2.      The sex education should be introduced as a separate subject into the public school curricula, starting as the pilot projects from local levels, and going up the scale to the regional and national levels. Government should develop and adopt culture-appropriate policy on Sex Education, in collaboration with  national experts and NGOs having experience in this field. The appropriate name of this subject should be chosen; the age-appropriate school programme should be developed, together with teacher’s guide and textbooks for children. The most preferable age for starting of sex education in school is at the age of 13 years old. In general, boys and girls have to study together, however, the possibility of providing selected lessons separately should also be considered. Schoolteachers and nurses have to be carefully selected and trained in order to improve their professional knowledge and communication skills on SRH issues.

3.      The special emphasis should be provided on training and on-going support of peer-educators at each level (schools, colleges, universities, institutes, orphanages, institutions of specialized care, etc.), including of so-called “street children”. Parents have to be provided with appropriate information and printed materials on related issues.

4.      There is a need for ongoing advocacy and awareness raising campaign among men about shared responsibility of both parents in taking care of children and their education.

Professional education

1.      The quality of SRH education of medical university/colleges graduates and postgraduate students should be considerably improved. The special graduate and postgraduate training programs should be introduced in the pedagogical colleges and universities.

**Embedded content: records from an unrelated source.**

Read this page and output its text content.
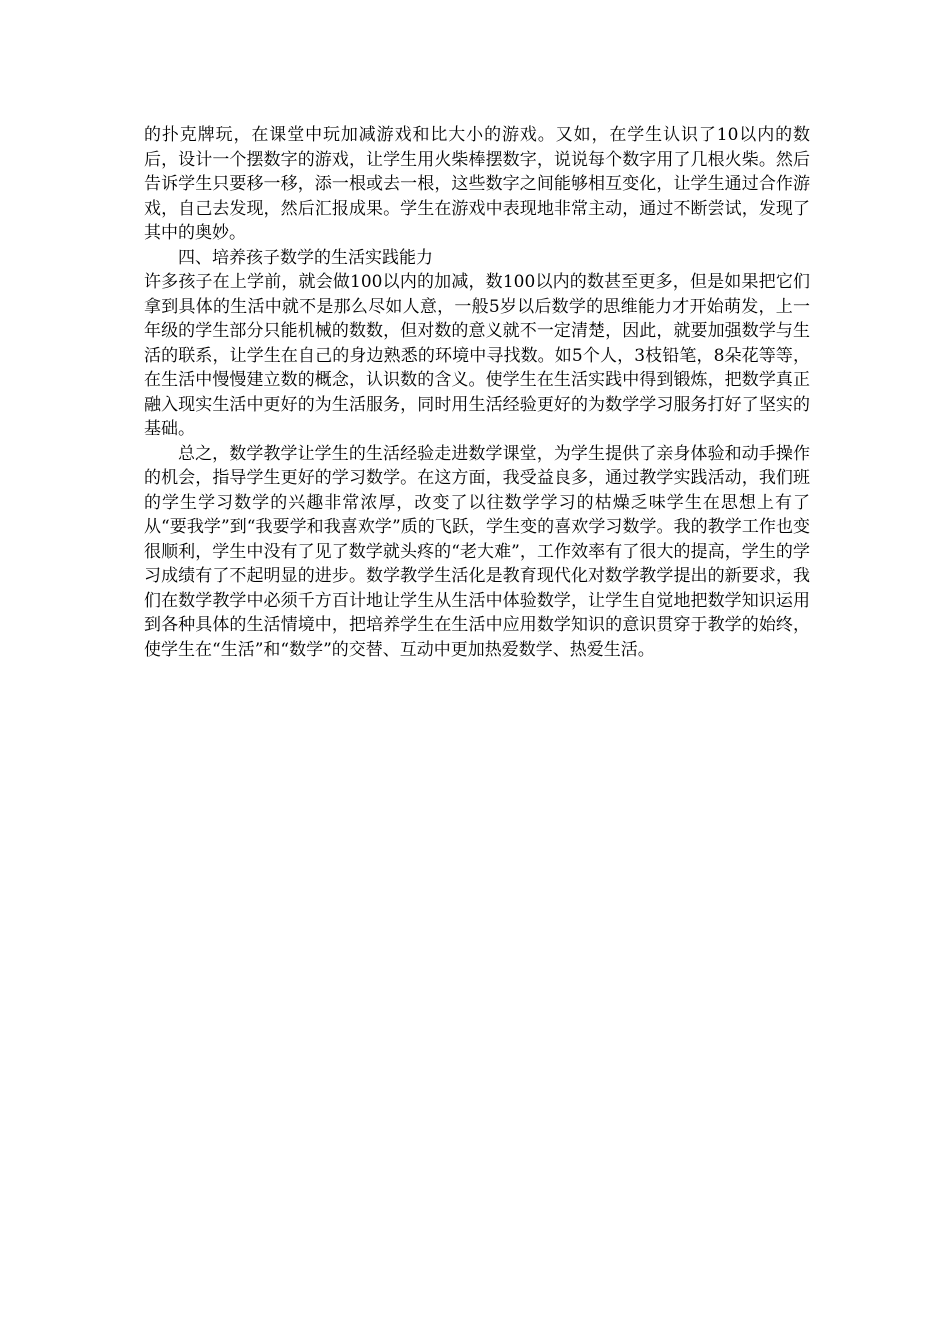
的扑克牌玩，在课堂中玩加减游戏和比大小的游戏。又如，在学生认识了10以内的数后，设计一个摆数字的游戏，让学生用火柴棒摆数字，说说每个数字用了几根火柴。然后告诉学生只要移一移，添一根或去一根，这些数字之间能够相互变化，让学生通过合作游戏，自己去发现，然后汇报成果。学生在游戏中表现地非常主动，通过不断尝试，发现了其中的奥妙。

四、培养孩子数学的生活实践能力

许多孩子在上学前，就会做100以内的加减，数100以内的数甚至更多，但是如果把它们拿到具体的生活中就不是那么尽如人意，一般5岁以后数学的思维能力才开始萌发，上一年级的学生部分只能机械的数数，但对数的意义就不一定清楚，因此，就要加强数学与生活的联系，让学生在自己的身边熟悉的环境中寻找数。如5个人，3枝铅笔，8朵花等等，在生活中慢慢建立数的概念，认识数的含义。使学生在生活实践中得到锻炼，把数学真正融入现实生活中更好的为生活服务，同时用生活经验更好的为数学学习服务打好了坚实的基础。

总之，数学教学让学生的生活经验走进数学课堂，为学生提供了亲身体验和动手操作的机会，指导学生更好的学习数学。在这方面，我受益良多，通过教学实践活动，我们班的学生学习数学的兴趣非常浓厚，改变了以往数学学习的枯燥乏味学生在思想上有了从“要我学”到“我要学和我喜欢学”质的飞跃，学生变的喜欢学习数学。我的教学工作也变很顺利，学生中没有了见了数学就头疼的“老大难”，工作效率有了很大的提高，学生的学习成绩有了不起明显的进步。数学教学生活化是教育现代化对数学教学提出的新要求，我们在数学教学中必须千方百计地让学生从生活中体验数学，让学生自觉地把数学知识运用到各种具体的生活情境中，把培养学生在生活中应用数学知识的意识贯穿于教学的始终，使学生在“生活”和“数学”的交替、互动中更加热爱数学、热爱生活。
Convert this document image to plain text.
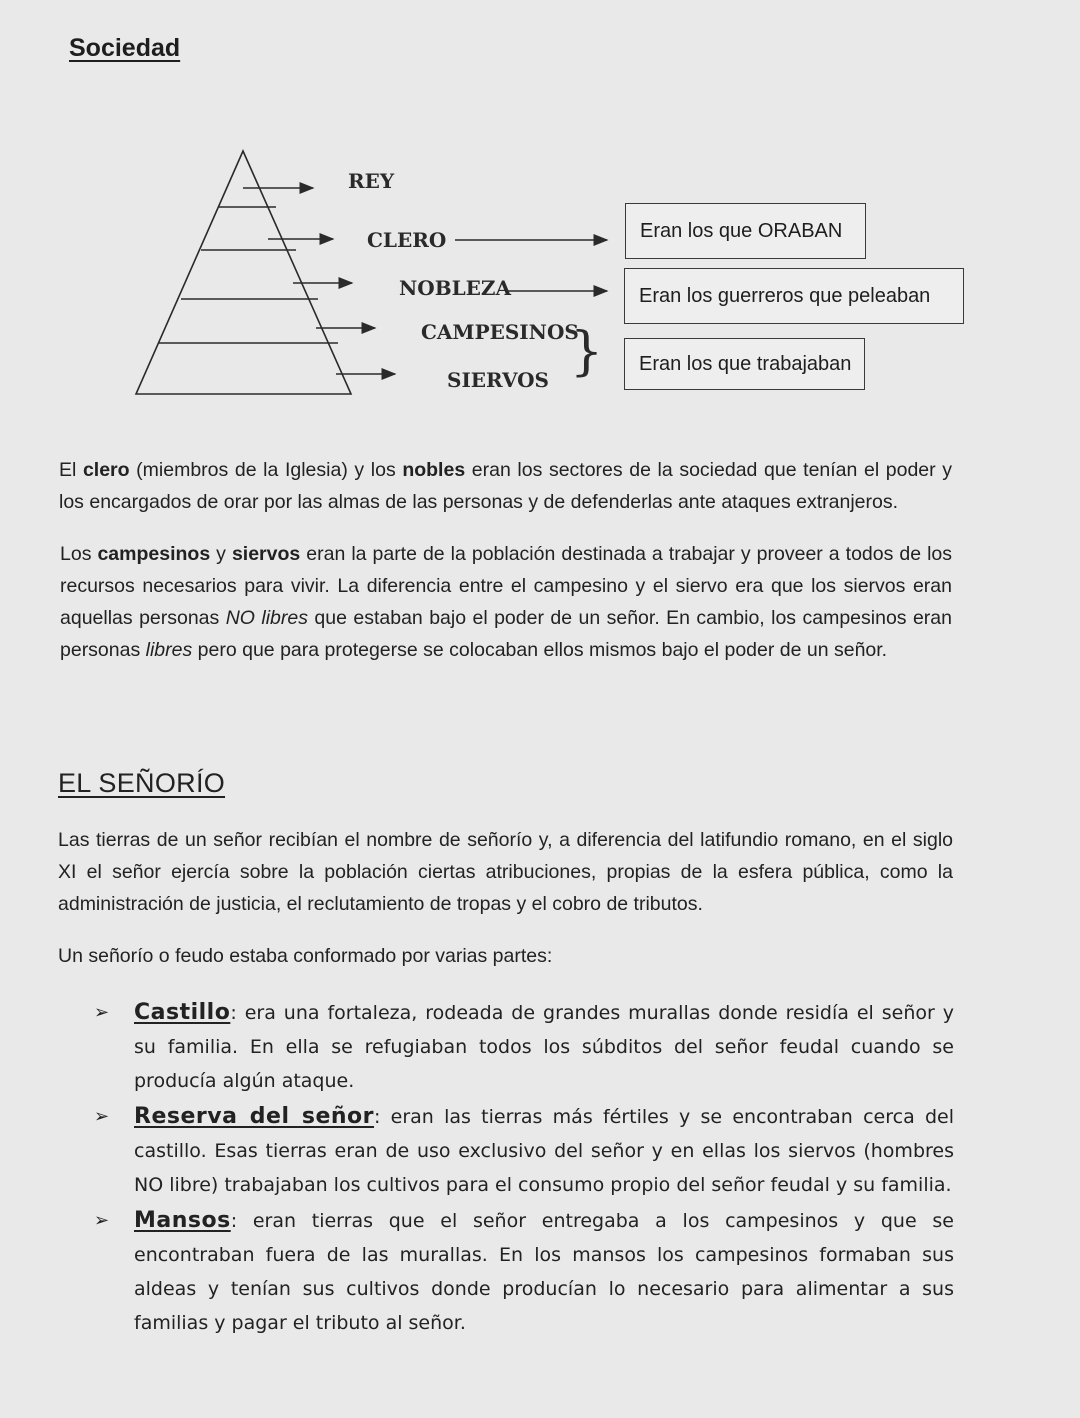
Sociedad
REY
CLERO
NOBLEZA
CAMPESINOS
SIERVOS }
Eran los que ORABAN
Eran los guerreros que peleaban
Eran los que trabajaban
El clero (miembros de la Iglesia) y los nobles eran los sectores de la sociedad que tenían el poder y los encargados de orar por las almas de las personas y de defenderlas ante ataques extranjeros.
Los campesinos y siervos eran la parte de la población destinada a trabajar y proveer a todos de los recursos necesarios para vivir. La diferencia entre el campesino y el siervo era que los siervos eran aquellas personas NO libres que estaban bajo el poder de un señor. En cambio, los campesinos eran personas libres pero que para protegerse se colocaban ellos mismos bajo el poder de un señor.
EL SEÑORÍO
Las tierras de un señor recibían el nombre de señorío y, a diferencia del latifundio romano, en el siglo XI el señor ejercía sobre la población ciertas atribuciones, propias de la esfera pública, como la administración de justicia, el reclutamiento de tropas y el cobro de tributos.
Un señorío o feudo estaba conformado por varias partes:
➢ Castillo: era una fortaleza, rodeada de grandes murallas donde residía el señor y su familia. En ella se refugiaban todos los súbditos del señor feudal cuando se producía algún ataque.
➢ Reserva del señor: eran las tierras más fértiles y se encontraban cerca del castillo. Esas tierras eran de uso exclusivo del señor y en ellas los siervos (hombres NO libre) trabajaban los cultivos para el consumo propio del señor feudal y su familia.
➢ Mansos: eran tierras que el señor entregaba a los campesinos y que se encontraban fuera de las murallas. En los mansos los campesinos formaban sus aldeas y tenían sus cultivos donde producían lo necesario para alimentar a sus familias y pagar el tributo al señor.
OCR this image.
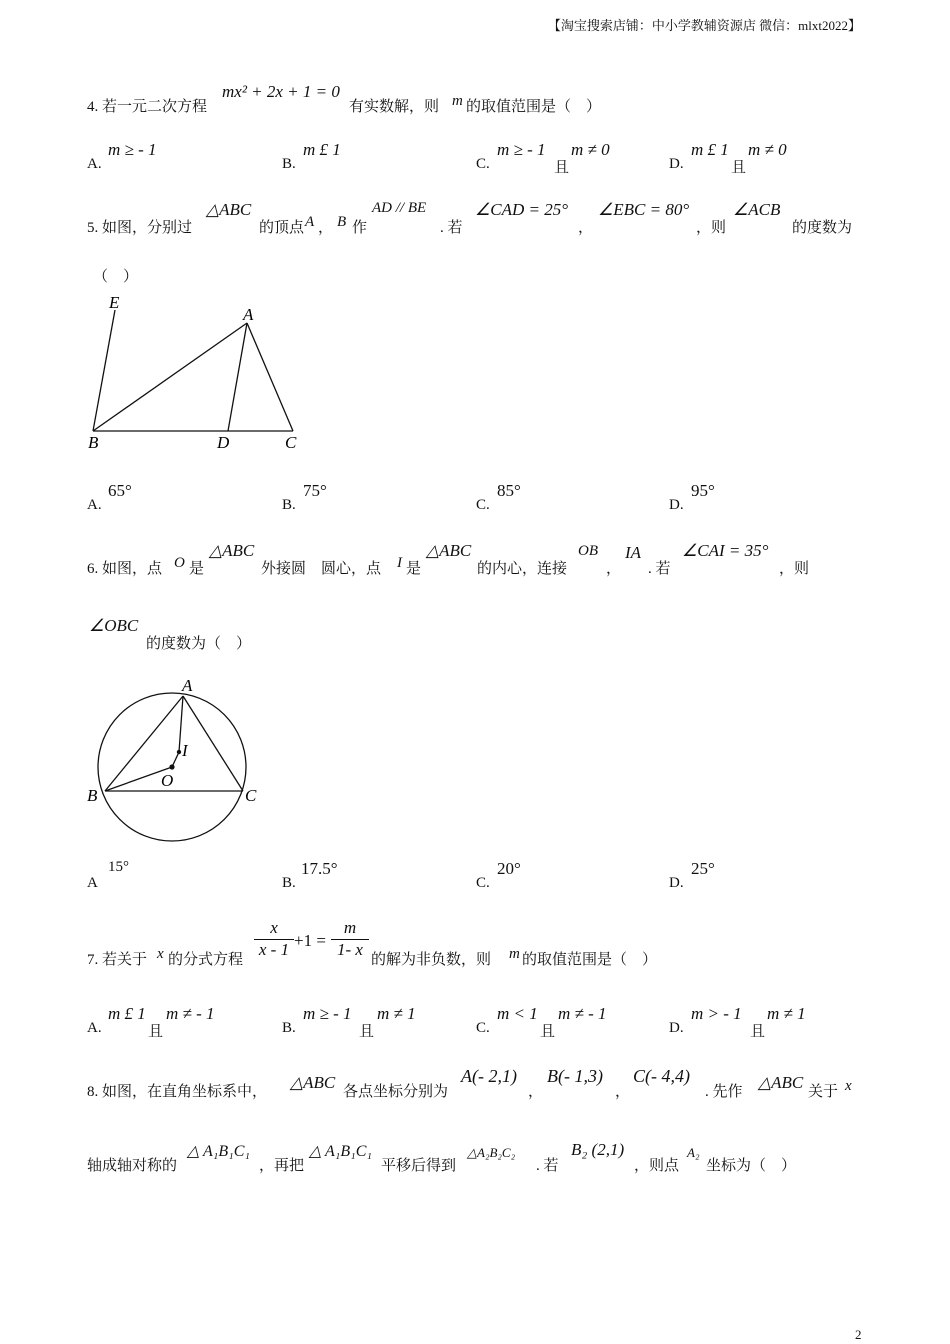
【淘宝搜索店铺：中小学教辅资源店 微信：mlxt2022】
4. 若一元二次方程
mx² + 2x + 1 = 0
有实数解，则 m 的取值范围是（　）
A.
m ≥ - 1
B.
m £ 1
C.
m ≥ - 1
且
m ≠ 0
D.
m £ 1
且
m ≠ 0
5. 如图，分别过
△ABC
的顶点 A ， B 作
AD // BE
. 若
∠CAD = 25°
，
∠EBC = 80°
，则
∠ACB
的度数为
（　）
E
A
B	D	C
A.
65°
B.
75°
C.
85°
D.
95°
6. 如图，点 O 是
△ABC
外接圆　圆心，点 I 是
△ABC
的内心，连接
OB
，
IA
. 若
∠CAI = 35°
，则
∠OBC
的度数为（　）
A
I
O
B	C
A
15°
B.
17.5°
C.
20°
D.
25°
7. 若关于 x 的分式方程
x
x - 1 +1 =
m
1- x
的解为非负数，则 m 的取值范围是（　）
A.
m £ 1
且
m ≠ - 1
B.
m ≥ - 1
且
m ≠ 1
C.
m < 1
且
m ≠ - 1
D.
m > - 1
且
m ≠ 1
8. 如图，在直角坐标系中， △ABC 各点坐标分别为
A(- 2,1)
，
B(- 1,3)
，
C(- 4,4)
. 先作 △ABC 关于 x
轴成轴对称的
△ A₁B₁C₁
，再把
△ A₁B₁C₁
平移后得到
△A₂B₂C₂
. 若
B₂ (2,1)
，则点
A₂
坐标为（　）
2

2.      Counseling, clinical and communication skills training courses on FP/SRH should be provided for physicians, nurses and midwifes.

3.      Training of journalists and reporters from mass media on FP/SRH issues may help to further disseminate responsible educational campaigns within the public at large.

Improvement of access of young people to the SRH services

1.      The governmental public health expenditures should be increased in order to provide all adolescents with free access to counseling and the primary medical care on issues related to SRH. There is a need to upgrade existing primary health care public facilities in order to provide young people with elementary SRH counseling, first aid and referral.

2.      The services should be established as close as possible to adolescent’s homes or at school in order to reduce the barriers of distance and lack of transport. They have to be advertised and provided by the trained professionals, with respect and dignity, in privacy, and confidential manner in order to make it “youth-friendly”. The both genders should have an access to these services.

3.      The challenge for reproductive health programs is to promote contraception together with safe abortion services. There is a need for a long-term supply of safe, effective, and affordable options for contraception, as well as essential drugs and supplies. The condoms should be available for young people in order to prevent unwanted teenage pregnancies and the spread of HIV/AIDS and other STIs.